I think I mention often enough on this blog that sleep is something I have struggled with over the past few months.
Severe anxiety at night made falling asleep virtually impossible. So convinced was I that I would die during the night that I refused to allow myself to drift off to sleep.
However, what I had not realised, was how big an impact this was having on my day-to-day functioning.
Just over a week ago I started a new medication, to reduce my anxiety. For the first few days I was incredibly tired, struggling not to sleep during the day and never feeling fully awake. However, after four nights of solid 12 hour sleep I felt better than I had in a long time.
The pains in my chest had all but disappeared, I had more energy during the day and felt brighter, more positive. I was even inspired to indulge in a little self-care.
The importance of this medication was proved to me earlier this week when I forgot to take it. That night, I struggled to fall asleep, my chest felt wrong, I had heart palpitations again. Since then I have taken the tablets religiously.
The unintended consequence of this is that I am struggling to follow my meal plan. I feel better, I don’t need all that extra food! I am losing weight and physically I am still fine. I know this is my anorexia talking, but I am finding it hard to fight it. I feel such a sense of achievement to have defied everyone trying to help me, by continuing to lose weight.
I considered falsifying my weight at my weigh-in this week. I knew my meal plan would be drastically increased if the extent of my weight loss was discovered. In the end, I decided against adding another lie to the ever increasing web. My weight had fallen significantly since the previous week, and I am under stricter supervision this weekend.
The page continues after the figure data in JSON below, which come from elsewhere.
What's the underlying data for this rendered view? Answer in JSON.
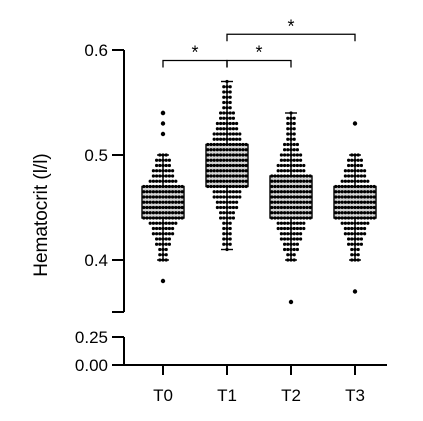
{
  "chart_data": {
    "type": "box",
    "ylabel": "Hematocrit (l/l)",
    "categories": [
      "T0",
      "T1",
      "T2",
      "T3"
    ],
    "y_axis": {
      "segments": [
        {
          "range": [
            0.35,
            0.6
          ],
          "ticks": [
            {
              "value": 0.4,
              "label": "0.4"
            },
            {
              "value": 0.5,
              "label": "0.5"
            },
            {
              "value": 0.6,
              "label": "0.6"
            }
          ]
        },
        {
          "range": [
            0.0,
            0.25
          ],
          "ticks": [
            {
              "value": 0.0,
              "label": "0.00"
            },
            {
              "value": 0.25,
              "label": "0.25"
            }
          ]
        }
      ]
    },
    "grid": false,
    "series": [
      {
        "category": "T0",
        "min": 0.4,
        "q1": 0.44,
        "median": 0.45,
        "q3": 0.47,
        "max": 0.5,
        "outliers": [
          0.38,
          0.52,
          0.53,
          0.54,
          0.54
        ]
      },
      {
        "category": "T1",
        "min": 0.41,
        "q1": 0.47,
        "median": 0.49,
        "q3": 0.51,
        "max": 0.57,
        "outliers": []
      },
      {
        "category": "T2",
        "min": 0.4,
        "q1": 0.44,
        "median": 0.46,
        "q3": 0.48,
        "max": 0.54,
        "outliers": [
          0.36
        ]
      },
      {
        "category": "T3",
        "min": 0.4,
        "q1": 0.44,
        "median": 0.45,
        "q3": 0.47,
        "max": 0.5,
        "outliers": [
          0.37,
          0.53
        ]
      }
    ],
    "significance": [
      {
        "from": "T0",
        "to": "T1",
        "label": "*",
        "y": 0.59
      },
      {
        "from": "T1",
        "to": "T2",
        "label": "*",
        "y": 0.59
      },
      {
        "from": "T1",
        "to": "T3",
        "label": "*",
        "y": 0.615
      }
    ]
  }
}
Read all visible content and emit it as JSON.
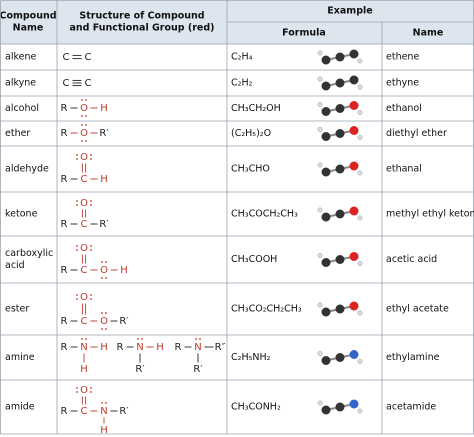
{
  "header": {
    "name": [
      "Compound",
      "Name"
    ],
    "structure": [
      "Structure of Compound",
      "and Functional Group (red)"
    ],
    "example": "Example",
    "formula": "Formula",
    "example_name": "Name"
  },
  "table": {
    "rows": [
      {
        "name": [
          "alkene"
        ],
        "structure": [
          "C",
          "C"
        ],
        "formula": "C₂H₄",
        "example": "ethene"
      },
      {
        "name": [
          "alkyne"
        ],
        "structure": [
          "C",
          "C"
        ],
        "formula": "C₂H₂",
        "example": "ethyne"
      },
      {
        "name": [
          "alcohol"
        ],
        "structure": [
          "R",
          "O",
          "H"
        ],
        "formula": "CH₃CH₂OH",
        "example": "ethanol"
      },
      {
        "name": [
          "ether"
        ],
        "structure": [
          "R",
          "O",
          "R′"
        ],
        "formula": "(C₂H₅)₂O",
        "example": "diethyl ether"
      },
      {
        "name": [
          "aldehyde"
        ],
        "structure": [
          "O",
          "C",
          "R",
          "H"
        ],
        "formula": "CH₃CHO",
        "example": "ethanal"
      },
      {
        "name": [
          "ketone"
        ],
        "structure": [
          "O",
          "C",
          "R",
          "R′"
        ],
        "formula": "CH₃COCH₂CH₃",
        "example": "methyl ethyl ketone"
      },
      {
        "name": [
          "carboxylic",
          "acid"
        ],
        "structure": [
          "O",
          "C",
          "R",
          "O",
          "H"
        ],
        "formula": "CH₃COOH",
        "example": "acetic acid"
      },
      {
        "name": [
          "ester"
        ],
        "structure": [
          "O",
          "C",
          "R",
          "O",
          "R′"
        ],
        "formula": "CH₃CO₂CH₂CH₃",
        "example": "ethyl acetate"
      },
      {
        "name": [
          "amine"
        ],
        "structure": [
          "R",
          "N",
          "H",
          "H",
          "R",
          "N",
          "H",
          "R′",
          "R",
          "N",
          "R″",
          "R′"
        ],
        "formula": "C₂H₅NH₂",
        "example": "ethylamine"
      },
      {
        "name": [
          "amide"
        ],
        "structure": [
          "O",
          "C",
          "R",
          "N",
          "R′",
          "H"
        ],
        "formula": "CH₃CONH₂",
        "example": "acetamide"
      }
    ]
  }
}
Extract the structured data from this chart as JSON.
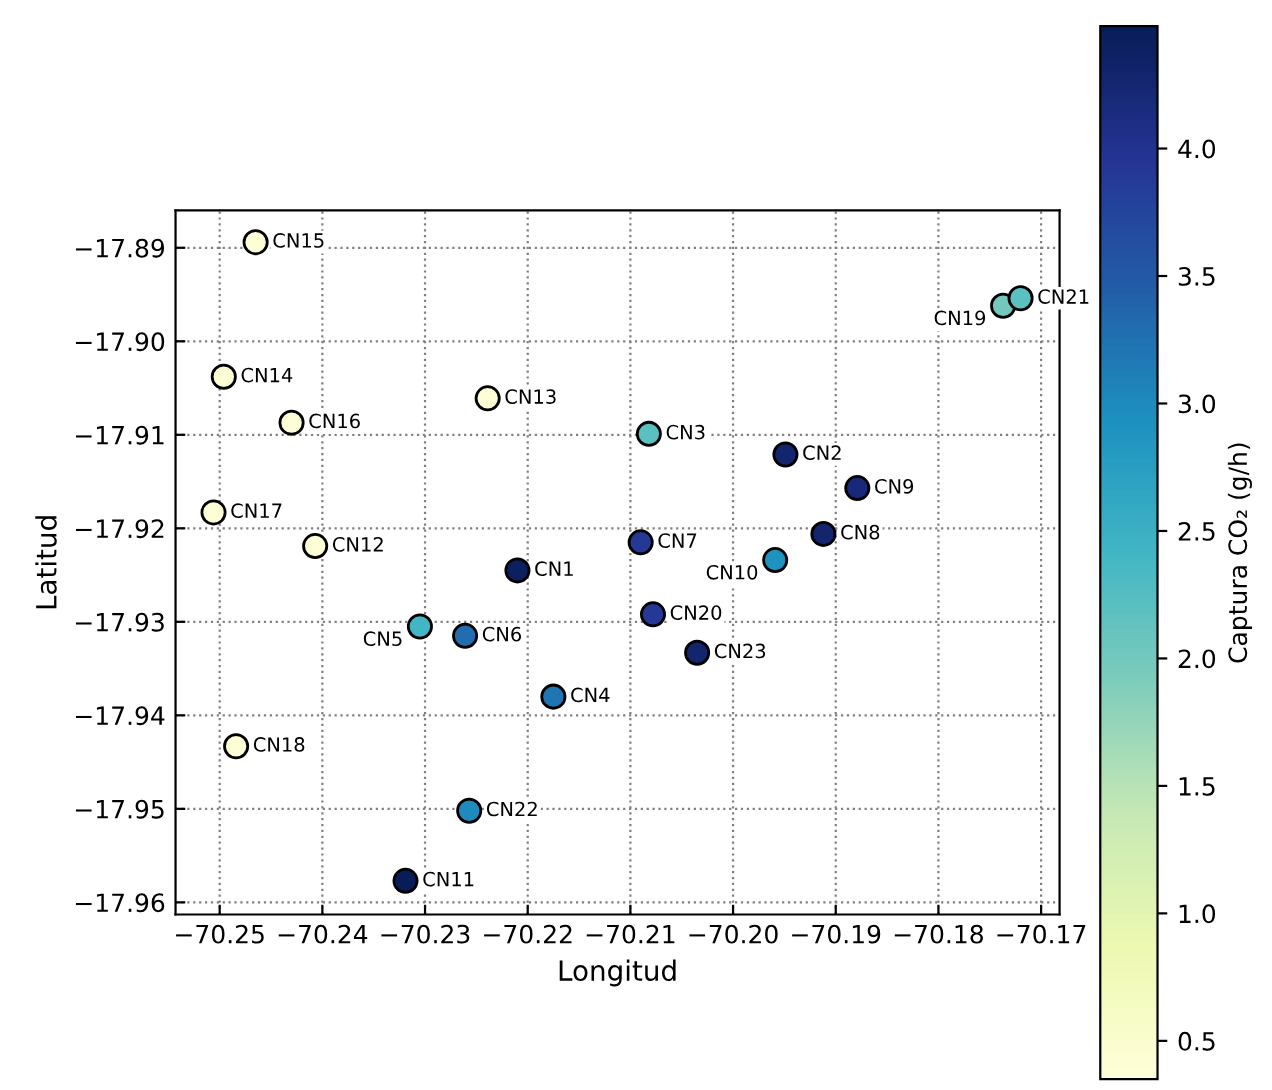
{
  "chart_data": {
    "type": "scatter",
    "xlabel": "Longitud",
    "ylabel": "Latitud",
    "clabel": "Captura CO₂ (g/h)",
    "x": [
      -70.221,
      -70.1949,
      -70.2082,
      -70.2175,
      -70.2305,
      -70.2261,
      -70.209,
      -70.1912,
      -70.1879,
      -70.1959,
      -70.2319,
      -70.2407,
      -70.2239,
      -70.2496,
      -70.2465,
      -70.243,
      -70.2506,
      -70.2484,
      -70.1737,
      -70.2078,
      -70.172,
      -70.2257,
      -70.2035
    ],
    "values": [
      -17.9245,
      -17.9121,
      -17.9099,
      -17.938,
      -17.9305,
      -17.9315,
      -17.9215,
      -17.9206,
      -17.9157,
      -17.9234,
      -17.9577,
      -17.9219,
      -17.9061,
      -17.9038,
      -17.8894,
      -17.9087,
      -17.9183,
      -17.9433,
      -17.8962,
      -17.9292,
      -17.8954,
      -17.9502,
      -17.9333
    ],
    "cvalues": [
      4.4,
      4.3,
      2.2,
      3.2,
      2.4,
      3.3,
      3.9,
      4.3,
      4.2,
      2.9,
      4.5,
      0.4,
      0.4,
      0.4,
      0.4,
      0.4,
      0.4,
      0.4,
      2.0,
      3.9,
      2.2,
      3.0,
      4.3
    ],
    "clim": [
      0.35,
      4.48
    ],
    "cticks": [
      0.5,
      {
        "value": 1,
        "label": "1.0"
      },
      1.5,
      {
        "value": 2,
        "label": "2.0"
      },
      2.5,
      {
        "value": 3,
        "label": "3.0"
      },
      3.5,
      {
        "value": 4,
        "label": "4.0"
      }
    ],
    "xlim": [
      -70.2543,
      -70.1682
    ],
    "ylim": [
      -17.9613,
      -17.886
    ],
    "xticks": [
      {
        "value": -70.25,
        "label": "−70.25"
      },
      {
        "value": -70.24,
        "label": "−70.24"
      },
      {
        "value": -70.23,
        "label": "−70.23"
      },
      {
        "value": -70.22,
        "label": "−70.22"
      },
      {
        "value": -70.21,
        "label": "−70.21"
      },
      {
        "value": -70.2,
        "label": "−70.20"
      },
      {
        "value": -70.19,
        "label": "−70.19"
      },
      {
        "value": -70.18,
        "label": "−70.18"
      },
      {
        "value": -70.17,
        "label": "−70.17"
      }
    ],
    "yticks": [
      {
        "value": -17.89,
        "label": "−17.89"
      },
      {
        "value": -17.9,
        "label": "−17.90"
      },
      {
        "value": -17.91,
        "label": "−17.91"
      },
      {
        "value": -17.92,
        "label": "−17.92"
      },
      {
        "value": -17.93,
        "label": "−17.93"
      },
      {
        "value": -17.94,
        "label": "−17.94"
      },
      {
        "value": -17.95,
        "label": "−17.95"
      },
      {
        "value": -17.96,
        "label": "−17.96"
      }
    ],
    "grid": true,
    "marker": "circle",
    "annotations": [
      {
        "text": "CN1",
        "x": -70.221,
        "y": -17.9245
      },
      {
        "text": "CN2",
        "x": -70.1949,
        "y": -17.9121
      },
      {
        "text": "CN3",
        "x": -70.2082,
        "y": -17.9099
      },
      {
        "text": "CN4",
        "x": -70.2175,
        "y": -17.938
      },
      {
        "text": "CN5",
        "x": -70.2305,
        "y": -17.9305
      },
      {
        "text": "CN6",
        "x": -70.2261,
        "y": -17.9315
      },
      {
        "text": "CN7",
        "x": -70.209,
        "y": -17.9215
      },
      {
        "text": "CN8",
        "x": -70.1912,
        "y": -17.9206
      },
      {
        "text": "CN9",
        "x": -70.1879,
        "y": -17.9157
      },
      {
        "text": "CN10",
        "x": -70.1959,
        "y": -17.9234
      },
      {
        "text": "CN11",
        "x": -70.2319,
        "y": -17.9577
      },
      {
        "text": "CN12",
        "x": -70.2407,
        "y": -17.9219
      },
      {
        "text": "CN13",
        "x": -70.2239,
        "y": -17.9061
      },
      {
        "text": "CN14",
        "x": -70.2496,
        "y": -17.9038
      },
      {
        "text": "CN15",
        "x": -70.2465,
        "y": -17.8894
      },
      {
        "text": "CN16",
        "x": -70.243,
        "y": -17.9087
      },
      {
        "text": "CN17",
        "x": -70.2506,
        "y": -17.9183
      },
      {
        "text": "CN18",
        "x": -70.2484,
        "y": -17.9433
      },
      {
        "text": "CN19",
        "x": -70.1737,
        "y": -17.8962
      },
      {
        "text": "CN20",
        "x": -70.2078,
        "y": -17.9292
      },
      {
        "text": "CN21",
        "x": -70.172,
        "y": -17.8954
      },
      {
        "text": "CN22",
        "x": -70.2257,
        "y": -17.9502
      },
      {
        "text": "CN23",
        "x": -70.2035,
        "y": -17.9333
      }
    ]
  }
}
Last night, for the first time since taking the tablets, I didn’t feel right. The old chest problems re-emerged, and I woke up this morning feeling weak. I know that I need to follow my meal plan more closely, I can’t carry on like this, the tablets won’t keep me feeling well forever. If I don’t put on some weight soon I will have big problems.
I have made some positive steps forward though. The good quality sleep I have been getting has made me feel more positive. There have been a few little breakthroughs. The biscuit I ate yesterday for my snack, even though I could easily have hidden it and lied. The half slice of toast I had with breakfast on Thursday, completely of my own volition. The squares of chocolate I allowed myself as a snack on Tuesday. I am trying to see these things as positive steps forward, not as failures. It is difficult, but I will keep trying.